Richard D. Remington Distinguished University Professor
Department of Biostatistics
University of Michigan
“Conditions for Ignoring the Missing-Data Mechanism in Likelihood Inferences for Parameter Subsets”
For likelihood-based inferences from data with missing values, models are generally needed for both the data and the missing-data mechanism. However, modeling the mechanism is challenging, and parameters are often poorly identified. Rubin (1976 Biometrika) showed that for likelihood and Bayesian inference, sufficient conditions for ignoring the missing data mechanism are (a) the missing data are missing at random (MAR), in the sense that missingness does not depend on the missing values after conditioning on the observed data, and (b) the parameters of the data model and the missing-data mechanism are distinct; that is, there are no a priori ties, via parameter space restrictions or prior distributions, between these two sets of parameters.
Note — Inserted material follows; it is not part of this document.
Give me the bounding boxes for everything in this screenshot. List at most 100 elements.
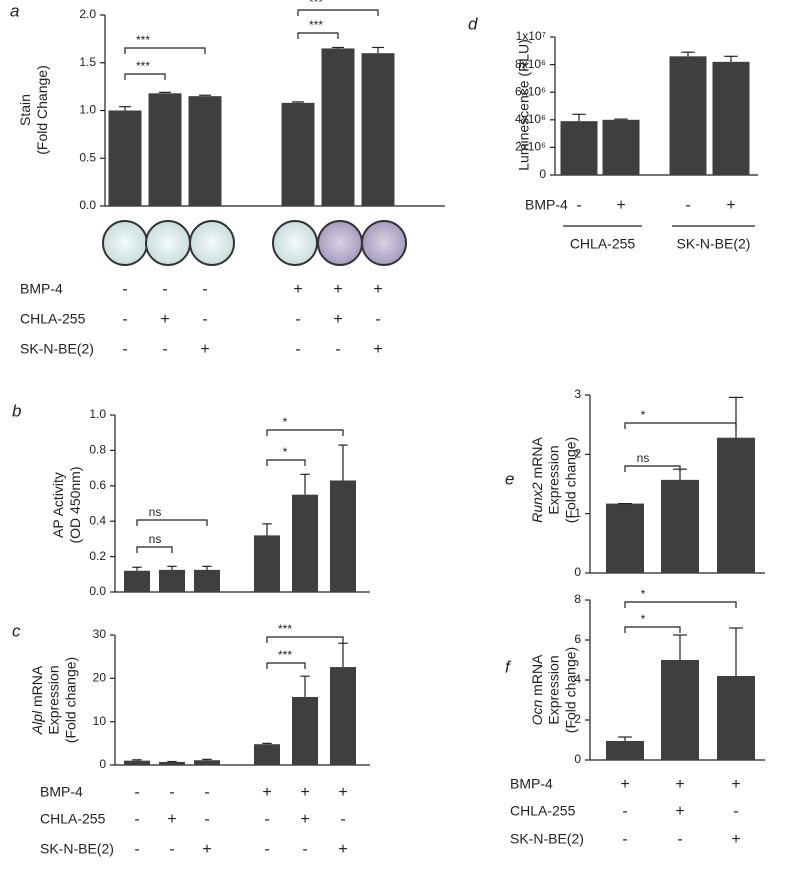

These conditions are sufficient but not always necessary, and they relate to the full vector of parameters of the model. We propose definitions of partially MAR and ignorability for a subset of the parameters of particular substantive interest, for direct likelihood/Bayesian and frequentist likelihood-based inference. We apply these definitions to a variety of examples. We also discuss conditioning on the pattern of missingness as an alternative strategy for avoiding the need to model the missing data mechanism.
This is joint work with Don Rubin and Sahar Zangeneh.